Think of this as Volume 18, Number 35 of the newsletter I have written weekly since March, 1997. Enjoy.
But the Ukraine and Syria show us something different. The wars of the 21st century are economic.
Right now, the European Community and Russia are in a competition to see whose economy can sink less, and which side can suffer the economic fall more. That will define what happens to the Ukraine.
What soldiers do, on either side, matters less than the willingness of politicians to support them, and that depends on popular willingness to suffer some economic loss. Vladimir Putin is betting that Russians will suffer a 10% hit to their income better than western Europeans will take a 2% hit.

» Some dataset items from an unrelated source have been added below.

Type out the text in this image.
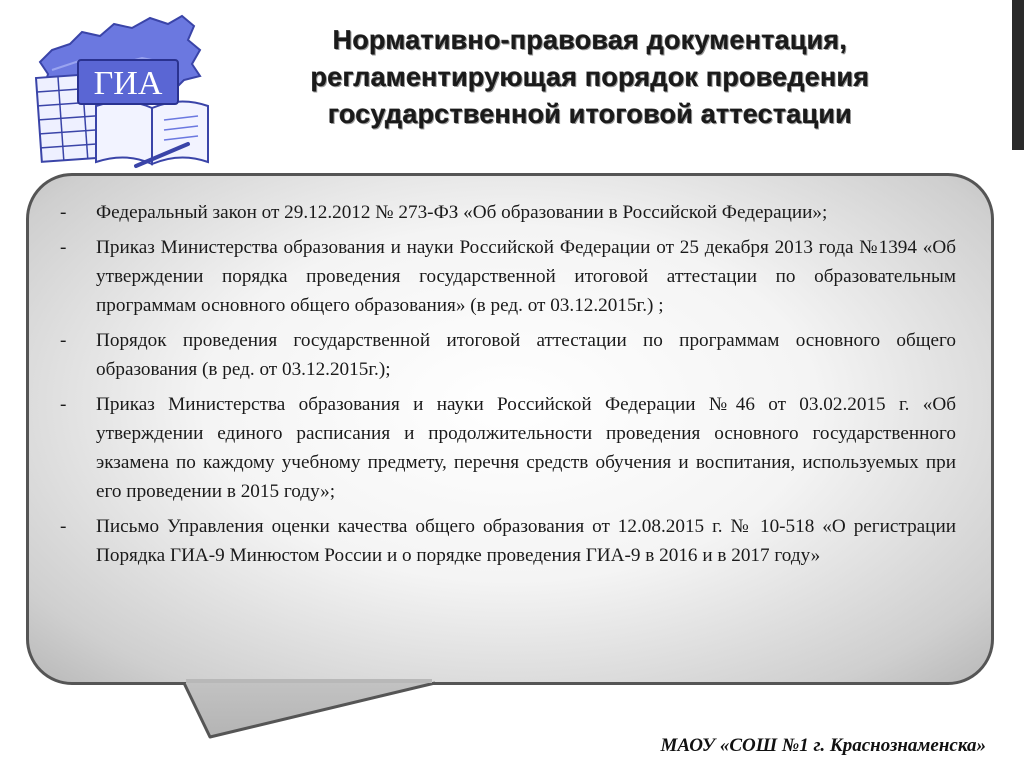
ГИА
Нормативно-правовая документация,
регламентирующая порядок проведения
государственной итоговой аттестации
-	Федеральный закон от 29.12.2012 № 273-ФЗ «Об образовании в Российской Федерации»;
-	Приказ Министерства образования и науки Российской Федерации от 25 декабря 2013 года №1394 «Об утверждении порядка проведения государственной итоговой аттестации по образовательным программам основного общего образования» (в ред. от 03.12.2015г.) ;
-	Порядок проведения государственной итоговой аттестации по программам основного общего образования (в ред. от 03.12.2015г.);
-	Приказ Министерства образования и науки Российской Федерации №46 от 03.02.2015 г. «Об утверждении единого расписания и продолжительности проведения основного государственного экзамена по каждому учебному предмету, перечня средств обучения и воспитания, используемых при его проведении в 2015 году»;
-	Письмо Управления оценки качества общего образования от 12.08.2015 г. № 10-518 «О регистрации Порядка ГИА-9 Минюстом России и о порядке проведения ГИА-9 в 2016 и в 2017 году»
МАОУ «СОШ №1 г. Краснознаменска»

Europe, meanwhile, is arguing over how to take that hit. Will the European Central Bank resort to extraordinary measures to avoid the hit, risking bank balance sheets, or will it let recession return? Already, there are indications that some Dutch banks are squirreling away cash to evade the bank’s current moves, which include negative interest on deposits. If it becomes every bank for itself, that’s a win for Putin.
On the other side, Russia’s oligarchs are taking a big hit to their wealth stoically, so far. If the West wants to increase that pressure they might tell billionaires like Alisher Usmanov, who co-owns Arsenal, and Mikhail Prokhorov, who owns the Brooklyn Nets, that they must choose between their western assets and their eastern loyalty. If they choose the western assets, Putin loses.